I understand that the abuse of a child is the worst possible offense. Sandusky (All I'm trying to do is keep the horror over what Sandusky did from impacting my view of the facts in relation to the actions of others. It's hard to separate because this is the worst thing ever. The disgust and revulsion over what Sandusky did carries over to everybody else no matter how little they may have known about it. Every single person on that campus, everybody who ever played there is now looked at with a twinge of suspicion. How could that have gone on and they didn't see or hear anything?
That goes to my argument that institutions are often irreparably harmed by allegations of this nature. Sex scandal at the college no matter who reports it? College becomes "that place where they were raping kids." Your best friend, business associate and partner is raping kids? Even if you're the whistleblower people will still wonder what you knew, how long it went on, why you didn't come forward sooner. Just happens. You become "the law firm where that guy was raping kids."
When there's a definitive answer to what Paterno knew and when, or if something else comes out (and it may, but that's not a given either) THEN decide what his ultimate fate is. He's been removed from his job and is the target of public scrutiny.
Call me whatever you want, but a 60-year history of (from all we know) doing things the right way qualifies the guy for at least the possibility that things are not as they appear on the surface and that maybe we're not seeing something or that we're seeing something we need to see to find an outlet for our collective rage.
There's the strong possibility that as this goes on and we learn more details I'll pick up rocks, too. I'll throw some with you if it's proven that he was as complicit as most of you have already decided he was. I just want to know and I want it to be without "must have" or "had to" speculation.

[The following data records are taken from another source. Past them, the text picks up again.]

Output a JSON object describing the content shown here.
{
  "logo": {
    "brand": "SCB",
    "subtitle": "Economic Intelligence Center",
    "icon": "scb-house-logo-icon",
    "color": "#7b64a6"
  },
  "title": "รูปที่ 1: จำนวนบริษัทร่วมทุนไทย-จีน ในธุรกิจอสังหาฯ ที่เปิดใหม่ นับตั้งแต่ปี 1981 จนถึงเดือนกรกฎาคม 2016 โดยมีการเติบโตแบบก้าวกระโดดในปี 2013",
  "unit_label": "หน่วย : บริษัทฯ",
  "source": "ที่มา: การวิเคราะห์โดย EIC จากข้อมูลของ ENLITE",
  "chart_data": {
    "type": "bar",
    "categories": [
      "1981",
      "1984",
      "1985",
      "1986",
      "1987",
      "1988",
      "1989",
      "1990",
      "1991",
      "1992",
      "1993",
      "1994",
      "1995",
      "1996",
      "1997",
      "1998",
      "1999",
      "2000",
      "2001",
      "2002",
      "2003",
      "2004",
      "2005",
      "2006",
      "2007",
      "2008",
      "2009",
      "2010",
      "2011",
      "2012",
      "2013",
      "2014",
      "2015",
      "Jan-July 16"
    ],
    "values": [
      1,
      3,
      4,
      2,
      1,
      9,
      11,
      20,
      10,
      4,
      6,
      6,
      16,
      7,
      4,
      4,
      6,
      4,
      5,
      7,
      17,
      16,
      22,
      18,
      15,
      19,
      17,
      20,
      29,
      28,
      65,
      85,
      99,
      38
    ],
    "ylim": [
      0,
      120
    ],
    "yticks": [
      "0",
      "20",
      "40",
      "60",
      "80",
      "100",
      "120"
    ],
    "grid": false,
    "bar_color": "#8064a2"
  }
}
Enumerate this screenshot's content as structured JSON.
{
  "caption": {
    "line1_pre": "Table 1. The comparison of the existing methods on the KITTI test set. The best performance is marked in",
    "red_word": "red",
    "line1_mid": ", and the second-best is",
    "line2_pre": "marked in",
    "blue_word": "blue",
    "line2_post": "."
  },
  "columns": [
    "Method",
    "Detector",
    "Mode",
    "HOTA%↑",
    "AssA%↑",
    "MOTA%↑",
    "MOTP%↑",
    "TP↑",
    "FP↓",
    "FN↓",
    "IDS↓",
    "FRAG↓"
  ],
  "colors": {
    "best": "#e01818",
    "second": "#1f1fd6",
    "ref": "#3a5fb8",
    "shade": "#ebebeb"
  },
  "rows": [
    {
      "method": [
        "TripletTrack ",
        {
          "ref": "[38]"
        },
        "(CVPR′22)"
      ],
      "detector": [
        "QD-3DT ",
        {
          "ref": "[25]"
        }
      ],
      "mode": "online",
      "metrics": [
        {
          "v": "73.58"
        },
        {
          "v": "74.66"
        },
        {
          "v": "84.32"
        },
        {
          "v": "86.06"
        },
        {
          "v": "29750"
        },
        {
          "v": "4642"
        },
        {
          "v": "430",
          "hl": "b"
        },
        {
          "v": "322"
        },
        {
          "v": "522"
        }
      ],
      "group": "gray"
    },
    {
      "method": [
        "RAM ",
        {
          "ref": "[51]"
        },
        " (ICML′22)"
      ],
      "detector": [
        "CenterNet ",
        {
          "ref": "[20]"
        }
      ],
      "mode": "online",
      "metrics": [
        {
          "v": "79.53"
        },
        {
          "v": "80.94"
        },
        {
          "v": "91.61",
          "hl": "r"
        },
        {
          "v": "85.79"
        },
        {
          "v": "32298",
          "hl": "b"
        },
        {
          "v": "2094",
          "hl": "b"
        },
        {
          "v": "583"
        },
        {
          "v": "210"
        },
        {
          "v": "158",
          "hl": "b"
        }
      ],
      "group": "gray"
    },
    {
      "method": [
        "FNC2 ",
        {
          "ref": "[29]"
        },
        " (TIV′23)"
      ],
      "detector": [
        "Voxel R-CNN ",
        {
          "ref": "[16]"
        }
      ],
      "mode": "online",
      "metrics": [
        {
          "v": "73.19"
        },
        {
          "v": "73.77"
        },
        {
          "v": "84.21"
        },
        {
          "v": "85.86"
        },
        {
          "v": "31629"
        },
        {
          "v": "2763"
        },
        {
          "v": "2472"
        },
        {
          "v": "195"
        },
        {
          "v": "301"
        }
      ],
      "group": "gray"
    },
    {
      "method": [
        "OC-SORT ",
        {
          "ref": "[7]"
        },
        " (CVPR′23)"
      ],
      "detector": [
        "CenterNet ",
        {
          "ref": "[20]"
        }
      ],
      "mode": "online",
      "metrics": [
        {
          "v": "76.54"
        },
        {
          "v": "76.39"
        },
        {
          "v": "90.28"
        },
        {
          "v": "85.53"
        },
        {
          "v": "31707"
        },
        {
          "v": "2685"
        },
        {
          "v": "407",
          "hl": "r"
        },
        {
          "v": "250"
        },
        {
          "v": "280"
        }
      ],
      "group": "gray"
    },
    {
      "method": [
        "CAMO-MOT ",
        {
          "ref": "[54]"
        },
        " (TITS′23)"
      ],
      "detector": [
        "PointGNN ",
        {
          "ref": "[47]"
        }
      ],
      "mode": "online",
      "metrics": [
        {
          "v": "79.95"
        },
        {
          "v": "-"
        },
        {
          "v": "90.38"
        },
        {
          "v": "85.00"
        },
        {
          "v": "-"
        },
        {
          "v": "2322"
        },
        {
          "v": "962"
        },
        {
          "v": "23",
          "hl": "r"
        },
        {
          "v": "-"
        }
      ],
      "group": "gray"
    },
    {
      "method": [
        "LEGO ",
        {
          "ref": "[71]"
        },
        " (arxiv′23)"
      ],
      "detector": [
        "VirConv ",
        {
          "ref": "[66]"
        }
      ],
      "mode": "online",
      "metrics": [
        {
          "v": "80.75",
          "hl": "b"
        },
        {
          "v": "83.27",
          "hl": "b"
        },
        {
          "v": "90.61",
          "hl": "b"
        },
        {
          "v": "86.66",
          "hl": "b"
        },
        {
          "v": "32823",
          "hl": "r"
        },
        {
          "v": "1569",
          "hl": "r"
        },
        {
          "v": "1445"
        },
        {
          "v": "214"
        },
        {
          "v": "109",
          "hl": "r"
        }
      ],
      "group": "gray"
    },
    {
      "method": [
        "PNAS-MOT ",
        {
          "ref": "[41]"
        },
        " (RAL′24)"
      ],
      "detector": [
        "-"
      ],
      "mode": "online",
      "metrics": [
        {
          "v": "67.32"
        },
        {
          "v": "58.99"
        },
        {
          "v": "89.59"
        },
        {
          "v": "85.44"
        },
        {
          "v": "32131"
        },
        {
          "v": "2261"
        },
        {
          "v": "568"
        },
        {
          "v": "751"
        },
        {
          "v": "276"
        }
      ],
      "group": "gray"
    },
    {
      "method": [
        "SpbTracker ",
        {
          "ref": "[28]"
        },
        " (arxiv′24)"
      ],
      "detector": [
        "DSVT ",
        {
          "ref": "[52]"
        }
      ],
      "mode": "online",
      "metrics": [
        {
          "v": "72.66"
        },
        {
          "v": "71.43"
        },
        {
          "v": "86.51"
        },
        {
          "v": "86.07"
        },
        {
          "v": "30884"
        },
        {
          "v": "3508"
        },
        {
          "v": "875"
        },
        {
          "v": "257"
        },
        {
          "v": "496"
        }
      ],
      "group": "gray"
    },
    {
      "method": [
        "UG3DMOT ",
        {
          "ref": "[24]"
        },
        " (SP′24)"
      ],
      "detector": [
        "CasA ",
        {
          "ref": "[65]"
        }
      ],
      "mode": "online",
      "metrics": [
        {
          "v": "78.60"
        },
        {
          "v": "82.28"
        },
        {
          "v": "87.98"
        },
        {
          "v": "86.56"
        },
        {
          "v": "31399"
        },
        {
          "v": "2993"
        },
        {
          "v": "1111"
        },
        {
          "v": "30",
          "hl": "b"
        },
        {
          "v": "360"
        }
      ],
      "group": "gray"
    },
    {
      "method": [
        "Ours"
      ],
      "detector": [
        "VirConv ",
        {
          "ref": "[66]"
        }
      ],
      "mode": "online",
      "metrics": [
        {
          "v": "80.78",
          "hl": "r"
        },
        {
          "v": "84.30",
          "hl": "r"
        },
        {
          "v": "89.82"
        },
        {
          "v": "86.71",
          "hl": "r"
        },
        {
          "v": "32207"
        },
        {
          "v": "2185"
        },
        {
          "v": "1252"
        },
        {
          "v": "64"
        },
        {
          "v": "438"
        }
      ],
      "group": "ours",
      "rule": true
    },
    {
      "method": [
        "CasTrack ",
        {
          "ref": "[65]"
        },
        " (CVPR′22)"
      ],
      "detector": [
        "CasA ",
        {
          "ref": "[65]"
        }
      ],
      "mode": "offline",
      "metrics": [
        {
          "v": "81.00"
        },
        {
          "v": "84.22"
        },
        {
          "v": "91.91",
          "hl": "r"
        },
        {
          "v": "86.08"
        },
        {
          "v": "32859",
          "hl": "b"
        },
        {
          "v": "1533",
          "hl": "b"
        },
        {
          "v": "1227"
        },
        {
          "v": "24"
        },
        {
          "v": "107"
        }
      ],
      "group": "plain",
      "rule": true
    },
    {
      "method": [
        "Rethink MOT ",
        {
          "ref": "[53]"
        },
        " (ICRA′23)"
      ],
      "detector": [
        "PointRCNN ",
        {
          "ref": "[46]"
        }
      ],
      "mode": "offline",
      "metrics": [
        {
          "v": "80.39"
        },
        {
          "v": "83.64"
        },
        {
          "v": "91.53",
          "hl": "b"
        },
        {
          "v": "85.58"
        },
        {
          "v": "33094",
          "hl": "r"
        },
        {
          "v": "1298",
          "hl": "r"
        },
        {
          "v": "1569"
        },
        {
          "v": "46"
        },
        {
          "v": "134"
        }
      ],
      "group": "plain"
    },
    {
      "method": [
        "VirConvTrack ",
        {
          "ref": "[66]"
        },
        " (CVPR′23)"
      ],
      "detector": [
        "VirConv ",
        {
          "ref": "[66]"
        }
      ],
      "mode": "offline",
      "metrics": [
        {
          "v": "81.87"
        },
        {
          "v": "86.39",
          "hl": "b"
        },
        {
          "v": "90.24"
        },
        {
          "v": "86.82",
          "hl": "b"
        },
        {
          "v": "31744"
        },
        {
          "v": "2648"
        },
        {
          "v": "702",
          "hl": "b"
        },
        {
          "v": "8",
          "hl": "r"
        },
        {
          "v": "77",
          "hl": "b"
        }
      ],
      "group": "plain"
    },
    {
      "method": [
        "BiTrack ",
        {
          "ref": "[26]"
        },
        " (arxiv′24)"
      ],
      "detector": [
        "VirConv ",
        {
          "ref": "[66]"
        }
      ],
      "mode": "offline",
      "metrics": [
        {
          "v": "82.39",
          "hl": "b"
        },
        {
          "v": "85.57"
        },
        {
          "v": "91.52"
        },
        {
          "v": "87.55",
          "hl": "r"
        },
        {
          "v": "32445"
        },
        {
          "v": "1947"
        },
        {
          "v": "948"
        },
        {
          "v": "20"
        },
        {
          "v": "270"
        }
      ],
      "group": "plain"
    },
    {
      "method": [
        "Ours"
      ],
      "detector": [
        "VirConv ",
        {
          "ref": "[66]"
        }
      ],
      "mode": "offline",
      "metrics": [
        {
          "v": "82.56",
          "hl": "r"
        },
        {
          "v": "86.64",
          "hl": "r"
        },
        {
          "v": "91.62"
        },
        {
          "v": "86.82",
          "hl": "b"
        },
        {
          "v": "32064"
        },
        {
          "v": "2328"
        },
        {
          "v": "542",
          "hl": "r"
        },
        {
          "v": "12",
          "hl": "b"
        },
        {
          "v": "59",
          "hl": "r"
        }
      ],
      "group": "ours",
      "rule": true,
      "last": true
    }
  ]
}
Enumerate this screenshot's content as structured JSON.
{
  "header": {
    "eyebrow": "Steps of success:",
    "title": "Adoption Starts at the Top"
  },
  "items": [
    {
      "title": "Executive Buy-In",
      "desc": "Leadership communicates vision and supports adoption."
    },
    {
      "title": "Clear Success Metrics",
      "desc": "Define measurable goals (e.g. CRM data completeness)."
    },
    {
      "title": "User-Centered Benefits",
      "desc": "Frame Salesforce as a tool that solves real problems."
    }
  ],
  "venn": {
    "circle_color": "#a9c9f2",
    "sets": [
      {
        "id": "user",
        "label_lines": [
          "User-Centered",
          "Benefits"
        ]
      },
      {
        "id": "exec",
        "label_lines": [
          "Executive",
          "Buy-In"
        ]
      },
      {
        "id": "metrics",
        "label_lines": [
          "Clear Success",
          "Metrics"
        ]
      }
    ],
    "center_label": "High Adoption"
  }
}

Before you go on a rampage, I'm not saying this is on the same scale at all, but how many times were we subjected to the argument that Cam "must have" known this, that or the other? We all accept that he lived in the same house with his father, was invested in the life decisions that were being made and had no knowledge of his dad's activities at all. That's perfectly plausible.
But now I'm Satan for suggesting that it's possibly plausible Paterno had limited knowledge (whether it was willfully limited or not is another discussion)? Not that it excuses his actions, but at least it puts some semblance of order to them and helps me understand? For that "I'm not the person you knew?" Hmmm. That's curious to me. I have no response to that.
Right now, PSU took steps to protect its image. Was firing Paterno an effort to help any of the kids? No, it was an effort to save face. That pisses me off. They fired him hoping that things will go easier on them down the road if more comes out. That's what bothers me, I guess.
If it was as widespread as it seems are the three or four who are gone the ONLY people who could have known?
Did McQueary not ever speak of it again except to his dad? Did the janitors not tell their wives or girlfriends? Tell somebody over drinks at the bar?
It's an awful, horrible thing. The focus on Paterno as if he is the devil incarnate and the only person capable of stopping this years ago is where I begin to lose grips with it.